A percepção de que a Inteligência Artificial (IA) poderia aliviar a carga de trabalho dos funcionários parece estar se desfazendo. Um estudo recente, publicado na renomada Harvard Business Review, sugere o oposto: a IA, em vez de reduzir o volume de tarefas, tem intensificado o trabalho, aumentando seu ritmo e complexidade. A automação, que promete otimizar o tempo, acaba direcionando o período ‘economizado’ para outras atividades, maior supervisão das próprias ferramentas de IA ou para a execução de tarefas complementares.
Ampliação de escopo e novas responsabilidades
A pesquisa, que analisou o comportamento de 200 funcionários em uma empresa de tecnologia nos Estados Unidos, identificou que as tarefas facilitadas pela IA expandiram o escopo das atividades. Pessoas fora do universo da programação passaram a escrever código, pesquisadores assumiram tarefas de engenharia e trabalhadores realizaram atividades que antes seriam terceirizadas. A IA, ao preencher lacunas de conhecimento e oferecer feedback imediato, incentivou os funcionários a ‘experimentar’ e acumular mais responsabilidades, absorvendo funções que antes justificariam suporte adicional.
Efeitos colaterais: sobrecarga e fadiga
Um dos efeitos observados é o aumento da carga de trabalho em atividades de revisão e colaboração.

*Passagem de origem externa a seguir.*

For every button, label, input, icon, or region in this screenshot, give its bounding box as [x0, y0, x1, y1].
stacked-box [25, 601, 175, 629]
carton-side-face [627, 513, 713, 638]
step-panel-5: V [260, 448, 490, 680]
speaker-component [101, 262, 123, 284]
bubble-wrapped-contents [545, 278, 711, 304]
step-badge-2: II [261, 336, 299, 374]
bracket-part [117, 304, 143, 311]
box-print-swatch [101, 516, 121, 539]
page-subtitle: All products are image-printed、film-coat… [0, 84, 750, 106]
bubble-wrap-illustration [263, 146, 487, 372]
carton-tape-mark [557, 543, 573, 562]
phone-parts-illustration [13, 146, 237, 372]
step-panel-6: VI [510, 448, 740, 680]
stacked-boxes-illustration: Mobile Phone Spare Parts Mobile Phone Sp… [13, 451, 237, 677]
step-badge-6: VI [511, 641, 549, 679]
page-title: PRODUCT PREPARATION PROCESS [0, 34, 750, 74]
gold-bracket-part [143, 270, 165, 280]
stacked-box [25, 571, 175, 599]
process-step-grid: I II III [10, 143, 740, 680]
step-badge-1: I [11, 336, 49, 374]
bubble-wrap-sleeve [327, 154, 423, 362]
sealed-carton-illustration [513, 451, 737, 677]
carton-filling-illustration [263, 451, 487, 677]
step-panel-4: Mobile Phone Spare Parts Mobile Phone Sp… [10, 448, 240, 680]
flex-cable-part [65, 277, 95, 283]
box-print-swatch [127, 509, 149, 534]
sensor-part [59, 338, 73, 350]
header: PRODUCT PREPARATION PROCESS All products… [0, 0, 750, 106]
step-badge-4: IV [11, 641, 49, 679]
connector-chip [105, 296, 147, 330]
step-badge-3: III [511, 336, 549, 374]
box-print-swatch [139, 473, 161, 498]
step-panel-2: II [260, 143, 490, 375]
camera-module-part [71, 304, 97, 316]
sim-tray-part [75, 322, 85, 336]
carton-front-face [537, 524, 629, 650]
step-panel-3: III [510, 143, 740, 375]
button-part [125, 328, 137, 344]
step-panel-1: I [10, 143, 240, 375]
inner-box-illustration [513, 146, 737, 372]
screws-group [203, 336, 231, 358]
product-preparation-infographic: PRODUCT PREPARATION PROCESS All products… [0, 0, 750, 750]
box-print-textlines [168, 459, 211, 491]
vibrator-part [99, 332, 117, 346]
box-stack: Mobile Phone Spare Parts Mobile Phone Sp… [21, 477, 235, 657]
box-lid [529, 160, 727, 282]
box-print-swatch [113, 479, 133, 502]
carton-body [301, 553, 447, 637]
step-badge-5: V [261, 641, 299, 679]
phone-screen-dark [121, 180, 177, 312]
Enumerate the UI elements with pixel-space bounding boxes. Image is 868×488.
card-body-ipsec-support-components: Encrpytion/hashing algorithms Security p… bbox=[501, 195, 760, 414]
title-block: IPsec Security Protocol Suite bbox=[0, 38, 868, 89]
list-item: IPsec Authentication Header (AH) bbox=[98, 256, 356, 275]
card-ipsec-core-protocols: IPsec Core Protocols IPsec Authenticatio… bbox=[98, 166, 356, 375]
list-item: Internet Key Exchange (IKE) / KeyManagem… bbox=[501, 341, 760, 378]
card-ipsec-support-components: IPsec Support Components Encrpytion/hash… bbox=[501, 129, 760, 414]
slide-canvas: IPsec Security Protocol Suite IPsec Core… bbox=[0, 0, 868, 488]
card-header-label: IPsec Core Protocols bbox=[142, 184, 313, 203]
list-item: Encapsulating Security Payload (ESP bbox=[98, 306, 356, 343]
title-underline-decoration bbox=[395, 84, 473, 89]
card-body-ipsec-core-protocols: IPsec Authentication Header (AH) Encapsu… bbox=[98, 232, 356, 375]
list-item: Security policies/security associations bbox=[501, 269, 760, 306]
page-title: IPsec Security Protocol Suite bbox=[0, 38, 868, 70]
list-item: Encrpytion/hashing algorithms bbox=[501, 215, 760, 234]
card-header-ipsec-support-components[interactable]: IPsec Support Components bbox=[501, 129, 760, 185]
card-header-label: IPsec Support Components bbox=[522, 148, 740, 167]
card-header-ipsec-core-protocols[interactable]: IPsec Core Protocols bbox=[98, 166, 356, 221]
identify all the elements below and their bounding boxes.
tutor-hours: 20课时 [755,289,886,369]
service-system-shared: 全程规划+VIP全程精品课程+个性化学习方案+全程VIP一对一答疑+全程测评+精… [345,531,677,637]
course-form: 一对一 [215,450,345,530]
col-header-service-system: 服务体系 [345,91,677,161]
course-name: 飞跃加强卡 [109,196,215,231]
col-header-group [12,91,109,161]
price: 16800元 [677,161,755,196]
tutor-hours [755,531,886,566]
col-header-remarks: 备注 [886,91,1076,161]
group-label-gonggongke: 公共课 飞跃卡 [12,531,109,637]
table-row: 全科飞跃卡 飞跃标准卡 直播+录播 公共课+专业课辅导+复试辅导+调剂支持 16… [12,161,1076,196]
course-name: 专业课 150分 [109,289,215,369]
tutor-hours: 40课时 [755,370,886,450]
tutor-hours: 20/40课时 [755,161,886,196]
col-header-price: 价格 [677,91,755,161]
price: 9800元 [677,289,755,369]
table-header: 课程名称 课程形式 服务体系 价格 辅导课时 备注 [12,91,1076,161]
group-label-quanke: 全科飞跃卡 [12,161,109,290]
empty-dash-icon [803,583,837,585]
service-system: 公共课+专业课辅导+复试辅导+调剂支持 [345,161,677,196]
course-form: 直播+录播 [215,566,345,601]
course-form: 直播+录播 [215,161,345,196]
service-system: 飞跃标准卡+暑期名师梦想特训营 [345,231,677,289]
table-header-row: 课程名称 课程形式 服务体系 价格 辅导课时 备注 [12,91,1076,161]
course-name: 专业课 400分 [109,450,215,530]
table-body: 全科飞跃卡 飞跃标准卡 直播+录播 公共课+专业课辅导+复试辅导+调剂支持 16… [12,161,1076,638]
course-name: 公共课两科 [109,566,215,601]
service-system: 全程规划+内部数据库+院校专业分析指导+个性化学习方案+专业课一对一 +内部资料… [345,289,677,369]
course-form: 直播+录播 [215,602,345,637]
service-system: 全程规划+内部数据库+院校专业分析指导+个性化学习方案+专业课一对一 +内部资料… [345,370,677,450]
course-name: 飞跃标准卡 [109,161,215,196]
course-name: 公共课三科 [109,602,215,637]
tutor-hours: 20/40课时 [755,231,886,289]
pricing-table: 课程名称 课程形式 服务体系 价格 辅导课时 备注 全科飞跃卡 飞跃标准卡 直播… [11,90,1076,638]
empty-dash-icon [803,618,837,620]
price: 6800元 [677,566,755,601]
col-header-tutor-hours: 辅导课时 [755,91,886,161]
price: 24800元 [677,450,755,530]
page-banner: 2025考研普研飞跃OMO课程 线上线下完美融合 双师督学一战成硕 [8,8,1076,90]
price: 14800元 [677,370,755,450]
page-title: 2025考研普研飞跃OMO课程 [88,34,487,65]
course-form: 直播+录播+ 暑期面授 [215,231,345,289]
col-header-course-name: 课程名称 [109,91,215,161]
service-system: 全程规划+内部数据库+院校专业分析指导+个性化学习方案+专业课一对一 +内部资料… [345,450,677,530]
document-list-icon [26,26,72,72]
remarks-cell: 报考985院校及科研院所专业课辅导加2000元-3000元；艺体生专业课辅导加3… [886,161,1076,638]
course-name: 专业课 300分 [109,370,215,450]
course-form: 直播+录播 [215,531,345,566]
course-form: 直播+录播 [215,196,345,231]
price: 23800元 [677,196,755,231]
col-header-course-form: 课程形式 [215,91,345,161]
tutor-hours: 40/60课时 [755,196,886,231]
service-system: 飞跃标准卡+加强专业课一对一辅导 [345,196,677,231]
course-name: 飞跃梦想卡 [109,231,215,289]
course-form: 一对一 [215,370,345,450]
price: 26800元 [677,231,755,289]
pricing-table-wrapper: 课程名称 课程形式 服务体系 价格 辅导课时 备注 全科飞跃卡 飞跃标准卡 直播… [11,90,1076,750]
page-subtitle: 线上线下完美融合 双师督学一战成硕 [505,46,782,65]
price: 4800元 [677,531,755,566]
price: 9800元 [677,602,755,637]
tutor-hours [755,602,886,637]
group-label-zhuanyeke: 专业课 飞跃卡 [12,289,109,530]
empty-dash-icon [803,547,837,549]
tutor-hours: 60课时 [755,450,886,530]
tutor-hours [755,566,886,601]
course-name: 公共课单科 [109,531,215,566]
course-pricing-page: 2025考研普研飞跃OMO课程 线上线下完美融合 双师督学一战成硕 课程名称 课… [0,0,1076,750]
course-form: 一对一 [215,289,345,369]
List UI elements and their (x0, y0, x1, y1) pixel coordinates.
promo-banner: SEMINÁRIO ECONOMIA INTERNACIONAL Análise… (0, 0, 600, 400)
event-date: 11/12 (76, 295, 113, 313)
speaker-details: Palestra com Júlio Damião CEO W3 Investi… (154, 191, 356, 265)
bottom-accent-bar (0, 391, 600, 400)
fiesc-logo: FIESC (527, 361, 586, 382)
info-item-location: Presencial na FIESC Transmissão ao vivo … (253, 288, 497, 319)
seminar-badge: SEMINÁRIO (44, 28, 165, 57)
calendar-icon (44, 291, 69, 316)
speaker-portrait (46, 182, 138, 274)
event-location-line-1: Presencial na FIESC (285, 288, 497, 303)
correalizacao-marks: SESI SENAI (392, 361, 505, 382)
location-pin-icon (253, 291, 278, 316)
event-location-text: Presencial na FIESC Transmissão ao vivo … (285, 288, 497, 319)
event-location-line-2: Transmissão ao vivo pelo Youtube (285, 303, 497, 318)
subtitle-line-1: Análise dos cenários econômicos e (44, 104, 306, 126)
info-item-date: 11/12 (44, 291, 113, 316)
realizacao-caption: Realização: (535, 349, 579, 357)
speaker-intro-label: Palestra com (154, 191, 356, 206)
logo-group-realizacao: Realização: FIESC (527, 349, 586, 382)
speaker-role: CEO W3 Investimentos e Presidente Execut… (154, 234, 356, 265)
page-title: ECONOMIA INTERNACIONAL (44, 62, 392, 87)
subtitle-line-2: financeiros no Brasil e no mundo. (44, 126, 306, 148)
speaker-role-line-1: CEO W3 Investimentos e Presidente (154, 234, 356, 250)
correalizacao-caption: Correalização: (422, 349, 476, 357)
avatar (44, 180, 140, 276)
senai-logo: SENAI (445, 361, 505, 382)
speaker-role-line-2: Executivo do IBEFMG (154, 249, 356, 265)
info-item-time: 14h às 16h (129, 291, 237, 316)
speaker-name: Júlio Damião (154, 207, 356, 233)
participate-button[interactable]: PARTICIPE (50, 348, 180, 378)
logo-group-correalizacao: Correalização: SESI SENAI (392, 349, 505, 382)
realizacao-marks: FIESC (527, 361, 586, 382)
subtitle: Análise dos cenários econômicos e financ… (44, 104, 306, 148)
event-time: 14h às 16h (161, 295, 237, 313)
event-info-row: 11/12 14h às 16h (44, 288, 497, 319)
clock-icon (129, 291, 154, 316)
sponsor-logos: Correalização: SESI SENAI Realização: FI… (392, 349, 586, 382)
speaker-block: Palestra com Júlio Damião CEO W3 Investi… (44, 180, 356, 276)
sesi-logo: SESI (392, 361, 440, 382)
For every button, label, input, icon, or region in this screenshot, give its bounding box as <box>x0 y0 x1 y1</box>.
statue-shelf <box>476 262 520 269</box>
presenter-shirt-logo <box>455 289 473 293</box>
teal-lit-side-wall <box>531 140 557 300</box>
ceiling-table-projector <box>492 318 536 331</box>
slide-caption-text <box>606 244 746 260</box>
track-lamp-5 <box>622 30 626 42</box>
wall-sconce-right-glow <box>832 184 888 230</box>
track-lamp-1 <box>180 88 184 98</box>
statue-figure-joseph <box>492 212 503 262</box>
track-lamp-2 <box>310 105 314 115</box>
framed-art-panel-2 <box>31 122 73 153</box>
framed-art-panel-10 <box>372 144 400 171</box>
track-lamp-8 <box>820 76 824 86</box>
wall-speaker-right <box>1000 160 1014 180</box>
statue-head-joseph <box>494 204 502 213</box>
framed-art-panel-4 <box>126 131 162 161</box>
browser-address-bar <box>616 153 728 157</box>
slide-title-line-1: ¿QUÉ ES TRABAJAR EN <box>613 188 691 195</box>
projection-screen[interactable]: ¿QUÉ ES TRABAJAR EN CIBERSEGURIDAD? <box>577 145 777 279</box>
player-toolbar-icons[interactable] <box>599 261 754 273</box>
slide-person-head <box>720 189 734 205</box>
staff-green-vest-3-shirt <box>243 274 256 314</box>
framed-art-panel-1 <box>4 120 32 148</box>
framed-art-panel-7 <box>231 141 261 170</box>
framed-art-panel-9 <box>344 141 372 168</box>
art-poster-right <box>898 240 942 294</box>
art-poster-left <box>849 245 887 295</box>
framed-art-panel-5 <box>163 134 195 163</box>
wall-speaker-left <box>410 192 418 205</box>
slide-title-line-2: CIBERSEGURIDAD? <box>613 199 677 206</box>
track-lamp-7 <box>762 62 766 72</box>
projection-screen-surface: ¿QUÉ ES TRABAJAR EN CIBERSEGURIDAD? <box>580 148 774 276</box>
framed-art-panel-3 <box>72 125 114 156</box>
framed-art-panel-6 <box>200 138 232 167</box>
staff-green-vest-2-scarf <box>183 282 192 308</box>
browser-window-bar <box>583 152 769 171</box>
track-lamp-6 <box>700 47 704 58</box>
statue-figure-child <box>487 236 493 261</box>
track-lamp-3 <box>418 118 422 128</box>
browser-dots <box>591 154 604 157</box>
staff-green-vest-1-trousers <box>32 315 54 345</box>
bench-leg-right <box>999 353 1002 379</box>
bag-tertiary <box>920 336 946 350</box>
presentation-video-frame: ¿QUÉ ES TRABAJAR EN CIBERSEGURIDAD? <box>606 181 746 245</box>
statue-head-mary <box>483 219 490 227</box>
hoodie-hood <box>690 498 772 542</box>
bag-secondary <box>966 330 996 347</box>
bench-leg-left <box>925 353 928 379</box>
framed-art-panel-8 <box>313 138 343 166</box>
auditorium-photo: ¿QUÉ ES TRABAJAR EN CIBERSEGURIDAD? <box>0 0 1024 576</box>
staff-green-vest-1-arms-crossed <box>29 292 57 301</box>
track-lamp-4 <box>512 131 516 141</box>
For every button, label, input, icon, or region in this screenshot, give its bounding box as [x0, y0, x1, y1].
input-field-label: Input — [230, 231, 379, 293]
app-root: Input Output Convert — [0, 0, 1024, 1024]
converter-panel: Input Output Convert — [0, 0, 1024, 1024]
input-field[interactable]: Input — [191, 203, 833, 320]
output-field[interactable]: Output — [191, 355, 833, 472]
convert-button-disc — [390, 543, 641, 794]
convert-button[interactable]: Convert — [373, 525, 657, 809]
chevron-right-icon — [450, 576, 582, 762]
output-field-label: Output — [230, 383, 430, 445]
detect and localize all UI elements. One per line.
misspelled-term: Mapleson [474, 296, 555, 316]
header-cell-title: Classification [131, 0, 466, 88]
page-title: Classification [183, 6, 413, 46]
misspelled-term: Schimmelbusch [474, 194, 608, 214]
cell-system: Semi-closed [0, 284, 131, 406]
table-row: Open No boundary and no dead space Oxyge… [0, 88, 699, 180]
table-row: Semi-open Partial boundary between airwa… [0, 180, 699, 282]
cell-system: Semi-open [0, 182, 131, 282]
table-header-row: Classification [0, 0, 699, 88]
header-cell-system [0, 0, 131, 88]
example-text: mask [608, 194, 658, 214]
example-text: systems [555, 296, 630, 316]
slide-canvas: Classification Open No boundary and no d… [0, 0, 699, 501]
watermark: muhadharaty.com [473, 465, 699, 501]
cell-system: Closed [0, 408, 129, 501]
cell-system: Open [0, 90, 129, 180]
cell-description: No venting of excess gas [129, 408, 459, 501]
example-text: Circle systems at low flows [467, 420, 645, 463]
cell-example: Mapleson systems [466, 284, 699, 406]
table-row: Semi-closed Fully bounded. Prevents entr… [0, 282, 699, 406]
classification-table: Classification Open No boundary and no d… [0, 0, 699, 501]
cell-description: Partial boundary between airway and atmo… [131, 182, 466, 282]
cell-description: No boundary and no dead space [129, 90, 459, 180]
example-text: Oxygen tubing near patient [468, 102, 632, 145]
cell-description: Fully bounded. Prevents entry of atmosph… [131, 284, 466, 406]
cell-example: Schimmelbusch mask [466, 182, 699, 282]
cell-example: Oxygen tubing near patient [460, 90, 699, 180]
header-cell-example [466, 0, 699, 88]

Engenheiros, por exemplo, passaram a dedicar mais tempo à análise e correção de códigos gerados por colegas com o auxílio da IA. Além disso, a capacidade de executar múltiplas tarefas simultaneamente, impulsionada pela IA, pode prejudicar a atenção e exigir verificações constantes, gerando um ciclo de trabalho mais exigente. Embora as empresas possam vislumbrar ganhos de produtividade, o estudo alerta que isso pode mascarar um aumento silencioso na carga de trabalho, levando à fadiga, esgotamento e a uma dificuldade crescente em se desconectar das obrigações profissionais.
O que as empresas precisam considerar
Diante desse cenário, as autoras do estudo, Aruana Ranganathan e Xingqi Maggie Ye, da Universidade de Berkeley, ressaltam a importância de as empresas estabelecerem normas claras para o uso da IA. É fundamental definir o tipo de aplicação, os momentos em que a interrupção do trabalho é necessária e como as atividades podem ou não ser expandidas. Essa estruturação, argumentam, é essencial para garantir que os funcionários tenham momentos de recuperação e reflexão, evitando que a facilidade proporcionada pela IA se traduza em um ciclo de trabalho sem fim.